A Lorentz transformation of field with components

[ChrisVer]

I am not looking for a solution, just a "starting point"/guidance for calculating the expression:
[M^{\mu \nu} , \phi_a]
with M^{\mu \nu} being the angular-momentum operators and \phi_a being the field's component, which happens to transform under Lorentz Transformations:
x'^\mu = x^\mu + \delta \omega^{\rho \sigma} X ^\mu_{\rho \sigma}~~ X^{\mu}_{\rho \sigma} = \eta^{\mu}_\rho x_\sigma - \eta^\mu_\sigma x_\rho
like:
\phi_a'(x') = \phi_a(x) + \frac{1}{2} \delta \omega^{\mu \nu} (\Sigma_{\mu \nu})_a^b \phi_b(x)

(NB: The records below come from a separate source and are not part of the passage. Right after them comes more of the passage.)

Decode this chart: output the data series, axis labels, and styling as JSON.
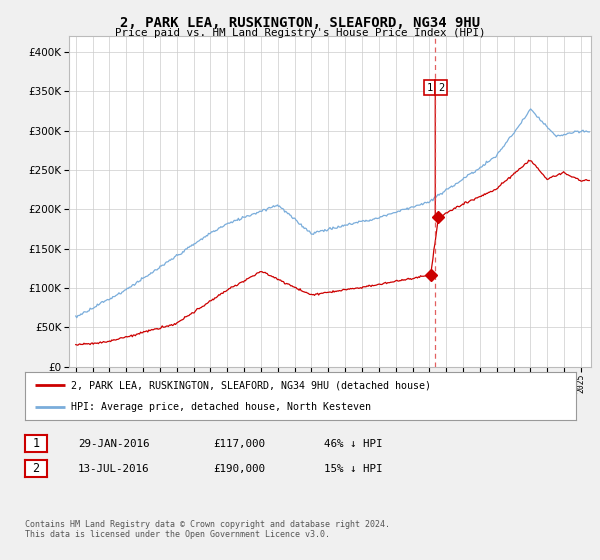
{
  "title": "2, PARK LEA, RUSKINGTON, SLEAFORD, NG34 9HU",
  "subtitle": "Price paid vs. HM Land Registry's House Price Index (HPI)",
  "ylim": [
    0,
    420000
  ],
  "yticks": [
    0,
    50000,
    100000,
    150000,
    200000,
    250000,
    300000,
    350000,
    400000
  ],
  "xlim_left": 1994.6,
  "xlim_right": 2025.6,
  "transaction1_x": 2016.08,
  "transaction1_y": 117000,
  "transaction2_x": 2016.54,
  "transaction2_y": 190000,
  "vline_x": 2016.35,
  "hpi_color": "#7aaddb",
  "price_color": "#cc0000",
  "vline_color": "#dd4444",
  "legend_line1": "2, PARK LEA, RUSKINGTON, SLEAFORD, NG34 9HU (detached house)",
  "legend_line2": "HPI: Average price, detached house, North Kesteven",
  "table_rows": [
    [
      "1",
      "29-JAN-2016",
      "£117,000",
      "46% ↓ HPI"
    ],
    [
      "2",
      "13-JUL-2016",
      "£190,000",
      "15% ↓ HPI"
    ]
  ],
  "footer": "Contains HM Land Registry data © Crown copyright and database right 2024.\nThis data is licensed under the Open Government Licence v3.0.",
  "bg_color": "#f0f0f0",
  "plot_bg_color": "#ffffff",
  "grid_color": "#cccccc"
}
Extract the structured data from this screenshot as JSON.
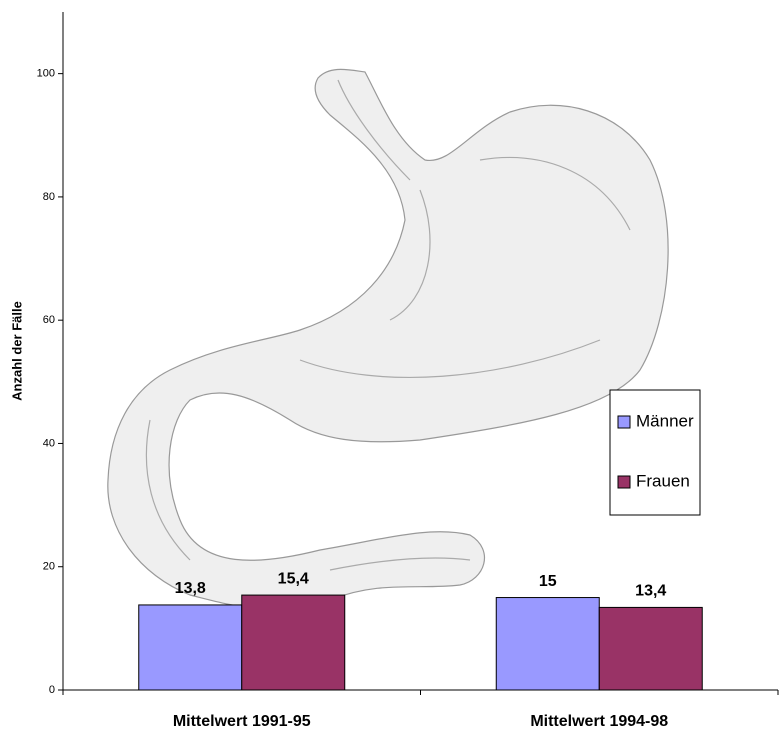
{
  "chart_data": {
    "type": "bar",
    "y_label": "Anzahl der Fälle",
    "categories": [
      "Mittelwert 1991-95",
      "Mittelwert 1994-98"
    ],
    "series": [
      {
        "name": "Männer",
        "color": "#9999ff",
        "values": [
          13.8,
          15
        ],
        "value_labels": [
          "13,8",
          "15"
        ]
      },
      {
        "name": "Frauen",
        "color": "#993366",
        "values": [
          15.4,
          13.4
        ],
        "value_labels": [
          "15,4",
          "13,4"
        ]
      }
    ],
    "ylim": [
      0,
      110
    ],
    "yticks": [
      0,
      20,
      40,
      60,
      80,
      100
    ],
    "grid": false,
    "legend": "right"
  }
}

I have a tendency of writing M^{\mu \nu} =i( x^\mu \partial^\nu - x^\nu \partial^\mu ) but I am not sure that this can help.

 

[MathematicalPhysicist]

In case you want a solution, I believe there's one in Atkinson's textbook, you should check it out.

 

[samalkhaiat]

under Lorentz Transformations:
x'^\mu = x^\mu + \delta \omega^{\rho \sigma} X ^\mu_{\rho \sigma}~~ X^{\mu}_{\rho \sigma} = \eta^{\mu}_\rho x_\sigma - \eta^\mu_\sigma x_\rho

1) You have a factor of half missing in the Lorentz transformation of the coordinates: \bar{x}^{\tau} = x^{\tau} + \delta x^{\tau} , \delta x^{\tau} = \frac{1}{2}\omega_{\mu\nu} (\eta^{\tau \mu} x^{\nu} - \eta^{\tau \nu} x^{\mu}) . \ \ \ \ (1)
2) The commutator [M , \varphi ] means that you are subjecting the field operator to an infinitesimal Lorentz transformation.
3) As an operator, \varphi transforms by (infinite dimensional) unitary representation of the Lorentz group \bar{\varphi}_{a}(x) = e^{-\frac{i}{2}\omega_{\mu\nu}M^{\mu\nu}} \ \varphi_{a}(x) \ e^{\frac{i}{2}\omega_{\mu\nu}M^{\mu\nu}} . Expanding this to first order in \omega, you obtain \delta \varphi_{a}(x) = - \frac{i}{2}\omega_{\mu\nu}[M^{\mu\nu}, \varphi_{a}(x)] , \ \ \ \ \ \ \ \ \ (2) \delta \varphi_{a}(x) \equiv \bar{\varphi}_{a}(x) - \varphi_{a}(x) .
4) Since \varphi_{a}(x) is a finite-component field on Minkowski space, Lorentz group mixes its components by (finite-dimensional representation) matrix D(\omega), and transform its argument by \Lambda^{-1} \bar{\varphi}_{a}(x) = D_{a}{}^{b} (\omega) \varphi_{b}(\Lambda^{-1}x) . \ \ \ \ \ \ \ \ \ \ \ \ \ \ \ (3) Infinitesimally, we may write D_{a}{}^{b} (\omega) = \delta_{a}{}^{b} - \frac{i}{2} \omega_{\mu\nu} \left( \Sigma^{\mu\nu}\right)_{a}{}^{b} , \Lambda^{-1}x = x - \delta x . Using these expressions and keeping only the terms linear in \omega, Eq(3) becomes \delta \varphi_{a}(x) = - \delta x^{\tau} \partial_{\tau}\varphi_{a} - \frac{i}{2}\omega_{\mu\nu} \left(\Sigma^{\mu\nu}\right)_{a}{}^{b} \varphi_{b} .
Now, in this expression, substitute (1) and (2) to obtain [M^{\mu\nu} , \varphi_{a}(x)] = i \left(x^{\mu}\partial^{\nu} - x^{\nu}\partial^{\mu}\right) \varphi_{a} + \left(\Sigma^{\mu\nu}\right)_{a}{}^{b} \varphi_{b} .

M^{\mu \nu} =i( x^\mu \partial^\nu - x^\nu \partial^\mu )

This expression has no meaning in field theory: on the left hand side, you have M^{\mu\nu} which is an operator constructed out of \varphi_{a} and its conjugate \pi^{a}, but the differential "operator" on the RHS, x^{[\mu} \partial^{\nu]} is not an operator in field theory. If the generator M^{\mu\nu} acts on the field \varphi according to [M^{\mu\nu} , \varphi (x)] = i (x^{\mu}\partial^{\nu} - x^{\nu}\partial^{\mu}) \varphi (x) , this means that \varphi is a scalar field, i.e., the spin matrix \Sigma = 0.